WTO and intellectual property: owners versus users Guyana and the wider world
Stabroek News
December 16, 2001

Last week we introduced the subject of what transpired at the Doha Ministerial Meeting last month with a discussion of the patent system, particularly as it applied to pharmaceutical companies and the production of generic drugs. As readers might have realised, this matter is part of the broader issue of Trade-Related Intellectual Property Rights (TRIPS) covered by the WTO Agreement.

Intellectual property
TRIPS is one of the remarkable innovations of the WTO. Like services, it falls outside the traditional goods sector previously covered by international trade regulations under the GATT. Simply put, intellectual property is anything new created by the human mind, which the owner seeks to market. In the WTO, intellectual property includes six areas, other than patents, which we have already mentioned. However, as we shall see, patents are easily the most difficult of the seven areas to implement and to regulate.

The areas other than patents that the WTO Agreement covers are 1) Copyright and related rights. This is typically granted to authors for their literary and artistic work. 2) Trademarks. For example, well-known brand names like Banks beer or Pepsi-Cola. 3) Geographical indications. For example, Demerara sugar or blue mountain coffee, which describes the area of origin. 4) Industrial design. That is, the features related to the look or appearance of a product. 5) Layout design of integrated circuits (such design must be original). 6) Undisclosed information or trade secrets. For example the secret formula for making Coca Cola, and Angostura bitters.

Three tests for patents
Patents involve a scientific or technological innovation or invention that can be commercially or otherwise produced. Such innovation refers to both new products and new processes, or put another way, new ways of making a product. To qualify as a patent, such product or process must meet three tests. First, the product or process must be new. Second, it must involve an innovative step and is therefore "not obvious." Third, it must be useful or capable of application in production. Given these three tests, it is clear that patents are not automatically granted. Although we have so far focused on pharmaceuticals, patents rights cover all fields of technology. Of particular note, in recent years patents have been extended to plant varieties, micro-organisms, and non-biological and microbiological processes of production of animals and plants.

Legal status of patents
What does a patent legally represent? A patent confers on the holder the exclusive right to prevent any other person or organisation from making, using, selling, offering for sale, or importing the product or the process, without the patent-holder's explicit consent. The minimum term for a patent is 20 years from the time of filing. In order to qualify for a patent, the holder must disclose all information related to the product or process completely and clearly. This requirement is to ensure that experts can duplicate the invention in order to establish its claims to originality.

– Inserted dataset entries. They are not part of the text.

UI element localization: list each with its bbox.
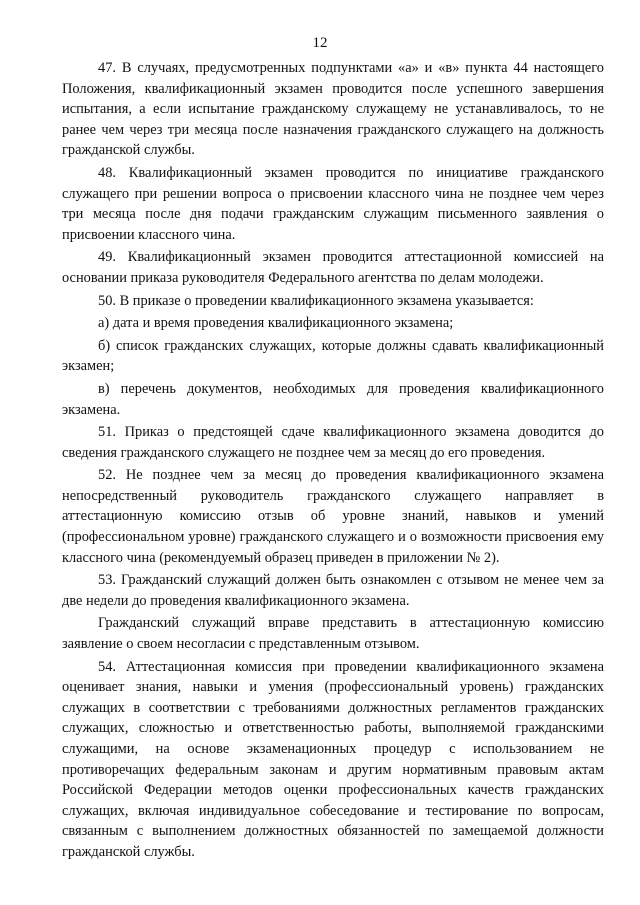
document-body (62, 58, 604, 863)
paragraph-50-b: б) список гражданских служащих, которые должны сдавать квалификационный экзамен; (62, 337, 604, 375)
paragraph-48: 48. Квалификационный экзамен проводится по инициативе гражданского служащего при решении вопроса о присвоении классного чина не позднее чем через три месяца после дня подачи гражданским служащим письменного заявления о присвоении классного чина. (62, 164, 604, 243)
page-number: 12 (312, 35, 328, 51)
paragraph-54: 54. Аттестационная комиссия при проведении квалификационного экзамена оценивает знания, навыки и умения (профессиональный уровень) гражданских служащих в соответствии с требованиями должностных регламентов гражданских служащих, сложностью и ответственностью работы, выполняемой гражданскими служащими, на основе экзаменационных процедур с использованием не противоречащих федеральным законам и другим нормативным правовым актам Российской Федерации методов оценки профессиональных качеств гражданских служащих, включая индивидуальное собеседование и тестирование по вопросам, связанным с выполнением должностных обязанностей по замещаемой должности гражданской службы. (62, 658, 604, 860)
paragraph-50-c: в) перечень документов, необходимых для проведения квалификационного экзамена. (62, 380, 604, 418)
paragraph-47: 47. В случаях, предусмотренных подпунктами «а» и «в» пункта 44 настоящего Положения, квалификационный экзамен проводится после успешного завершения испытания, а если испытание гражданскому служащему не устанавливалось, то не ранее чем через три месяца после назначения гражданского служащего на должность гражданской службы. (62, 60, 604, 159)
paragraph-53-continuation: Гражданский служащий вправе представить в аттестационную комиссию заявление о своем несогласии с представленным отзывом. (62, 615, 604, 653)
paragraph-53: 53. Гражданский служащий должен быть ознакомлен с отзывом не менее чем за две недели до проведения квалификационного экзамена. (62, 572, 604, 609)
paragraph-50: 50. В приказе о проведении квалификационного экзамена указывается: (98, 292, 534, 309)
paragraph-49: 49. Квалификационный экзамен проводится аттестационной комиссией на основании приказа руководителя Федерального агентства по делам молодежи. (62, 249, 604, 286)
paragraph-50-a: а) дата и время проведения квалификационного экзамена; (98, 315, 454, 332)
paragraph-51: 51. Приказ о предстоящей сдаче квалификационного экзамена доводится до сведения гражданского служащего не позднее чем за месяц до его проведения. (62, 424, 604, 461)
paragraph-52: 52. Не позднее чем за месяц до проведения квалификационного экзамена непосредственный руководитель гражданского служащего направляет в аттестационную комиссию отзыв об уровне знаний, навыков и умений (профессиональном уровне) гражданского служащего и о возможности присвоения ему классного чина (рекомендуемый образец приведен в приложении № 2). (62, 467, 604, 566)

The legal rights conferred on a patent holder can be denied on certain grounds. These include: public order, morality, protection of the environment, and the protection of human, animal and plant life and health. It is out of the last item that health challenges to the pharmaceutical companies which we considered last week have been made.

The aim of TRIPS
To understand what transpired at the Doha Ministerial Meeting in regards to TRIPS we need to be aware of its aims and objectives. The overall or general aim of the TRIPS is to protect intellectual property rights. To achieve this, minimum standards of protection of intellectual property are laid down, which all member countries are required to put in place. Usually this requires the passage of domestic legislation. A member may of course opt to put in place higher levels of protection than that required by the WTO.

One of the objectives behind this aim is to promote technological innovation. This it is believed will be done by seeking to ensure adequate returns to the innovator. Another aim is to encourage the new product and process to be embodied in goods and services. So that, when these are traded, producers and users of the product or process will obtain mutual benefit.

Appraisal
From the description above, the critical issue facing the TRIPS is how to balance the interests between the holders of the intellectual property rights and the users. We include among the latter, potential user, for whom the product or process is necessary, but they cannot afford the price at which it is presently offered.

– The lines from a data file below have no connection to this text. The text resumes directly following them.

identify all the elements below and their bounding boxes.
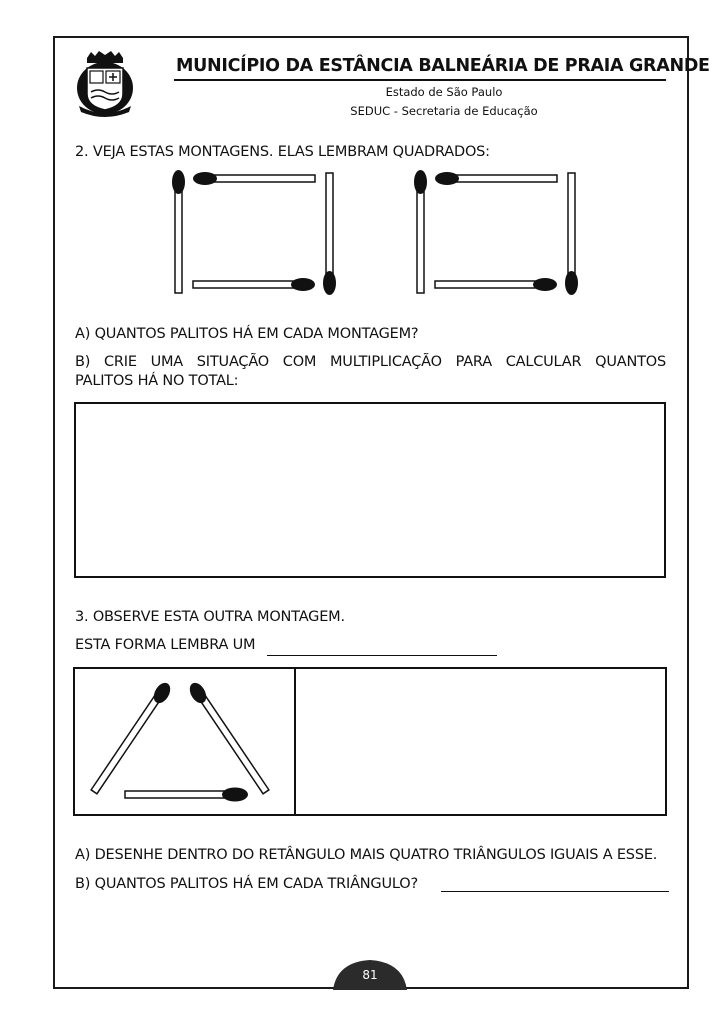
matchstick-triangle-figure — [78, 672, 288, 812]
department-name: SEDUC - Secretaria de Educação — [350, 104, 538, 118]
title-underline — [174, 79, 666, 81]
answer-blank-sticks[interactable] — [441, 891, 669, 892]
question-3b: B) QUANTOS PALITOS HÁ EM CADA TRIÂNGULO? — [75, 876, 418, 892]
municipality-title: MUNICÍPIO DA ESTÂNCIA BALNEÁRIA DE PRAIA GRANDE — [176, 56, 710, 76]
question-2b-line-1: B) CRIE UMA SITUAÇÃO COM MULTIPLICAÇÃO PARA CALCULAR QUANTOS — [75, 354, 666, 370]
question-2-title: 2. VEJA ESTAS MONTAGENS. ELAS LEMBRAM QUADRADOS: — [75, 144, 490, 160]
page-number: 81 — [362, 968, 378, 982]
question-3-title: 3. OBSERVE ESTA OUTRA MONTAGEM. — [75, 609, 345, 625]
rectangle-divider — [294, 667, 296, 816]
question-2b-line-2: PALITOS HÁ NO TOTAL: — [75, 373, 239, 389]
matchstick-square-2 — [414, 170, 578, 295]
municipal-crest-logo — [73, 50, 137, 120]
matchstick-square-1 — [172, 170, 336, 295]
question-3-prompt: ESTA FORMA LEMBRA UM — [75, 637, 256, 653]
matchstick-squares-figure — [160, 165, 680, 300]
state-name: Estado de São Paulo — [385, 85, 503, 99]
question-3a: A) DESENHE DENTRO DO RETÂNGULO MAIS QUATRO TRIÂNGULOS IGUAIS A ESSE. — [75, 847, 658, 863]
answer-blank-shape[interactable] — [267, 655, 497, 656]
answer-box-2b[interactable] — [74, 402, 666, 578]
question-2a: A) QUANTOS PALITOS HÁ EM CADA MONTAGEM? — [75, 326, 419, 342]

Conferment of what is in effect a "monopoly" to the patent holder, raises the legitimate risk of the patent-holder abusing this monopoly power, through charging high prices. At the same time, however, a great deal of innovation is driven by the search for profits, and may not be repeated if innovators did not obtain profit. This does not suggest that all innovation is profit-driven. The evidence however, indicates that the vast proportion of innovations is profit-driven.

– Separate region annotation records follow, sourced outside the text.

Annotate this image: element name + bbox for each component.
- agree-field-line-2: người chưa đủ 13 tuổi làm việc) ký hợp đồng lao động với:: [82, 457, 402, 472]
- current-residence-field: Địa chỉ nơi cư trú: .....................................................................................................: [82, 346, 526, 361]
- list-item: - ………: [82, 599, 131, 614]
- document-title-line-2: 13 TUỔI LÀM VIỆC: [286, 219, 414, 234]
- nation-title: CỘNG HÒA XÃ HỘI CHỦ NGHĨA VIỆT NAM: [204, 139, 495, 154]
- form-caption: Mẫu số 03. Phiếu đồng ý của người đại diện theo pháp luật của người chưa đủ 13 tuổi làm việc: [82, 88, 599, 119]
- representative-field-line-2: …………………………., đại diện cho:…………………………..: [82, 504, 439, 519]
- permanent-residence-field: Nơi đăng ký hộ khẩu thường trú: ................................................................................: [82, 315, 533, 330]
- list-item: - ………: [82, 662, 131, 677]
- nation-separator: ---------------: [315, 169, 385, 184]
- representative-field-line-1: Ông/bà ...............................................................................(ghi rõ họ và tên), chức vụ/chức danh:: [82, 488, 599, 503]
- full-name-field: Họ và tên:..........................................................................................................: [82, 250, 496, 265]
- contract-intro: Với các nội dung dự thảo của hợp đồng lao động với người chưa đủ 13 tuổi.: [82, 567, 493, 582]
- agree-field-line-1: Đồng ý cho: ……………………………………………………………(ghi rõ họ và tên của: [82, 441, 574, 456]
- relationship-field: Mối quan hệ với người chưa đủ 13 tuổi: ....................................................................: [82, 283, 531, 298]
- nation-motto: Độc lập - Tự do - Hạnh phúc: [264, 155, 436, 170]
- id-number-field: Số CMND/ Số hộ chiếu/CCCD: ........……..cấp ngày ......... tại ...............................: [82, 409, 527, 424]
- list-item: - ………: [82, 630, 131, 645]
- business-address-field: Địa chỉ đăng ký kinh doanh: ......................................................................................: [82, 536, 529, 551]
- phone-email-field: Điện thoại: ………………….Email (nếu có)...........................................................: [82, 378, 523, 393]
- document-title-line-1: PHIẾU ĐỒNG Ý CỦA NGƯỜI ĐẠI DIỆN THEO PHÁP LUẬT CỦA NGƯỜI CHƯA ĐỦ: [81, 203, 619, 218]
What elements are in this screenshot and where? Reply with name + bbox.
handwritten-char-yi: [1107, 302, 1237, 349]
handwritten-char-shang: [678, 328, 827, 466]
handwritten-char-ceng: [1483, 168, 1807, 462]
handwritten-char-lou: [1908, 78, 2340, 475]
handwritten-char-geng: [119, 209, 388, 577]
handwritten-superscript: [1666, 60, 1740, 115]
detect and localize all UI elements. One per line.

At the level of global trade, the developing countries are users of intellectual property not owners. The dilemma highlighted here is reflected at the global level, in a situation where the interests of the rich developed countries, as the predominant source of ownership of intellectual property, diverge from those of the poor developing countries, which are overwhelmingly users, not owners. The rich countries have a vested interest in higher levels of protection of intellectual property. The vested interest of poor countries is in the opposite - lower levels of protection. There is a general belief that the TRIPS agreement of the WTO does not adequately cater for this fundamental difference in position. Indeed, there are very limited concessions or special treatment afforded to the developing countries in the TRIPS. This has fuelled much of the debate.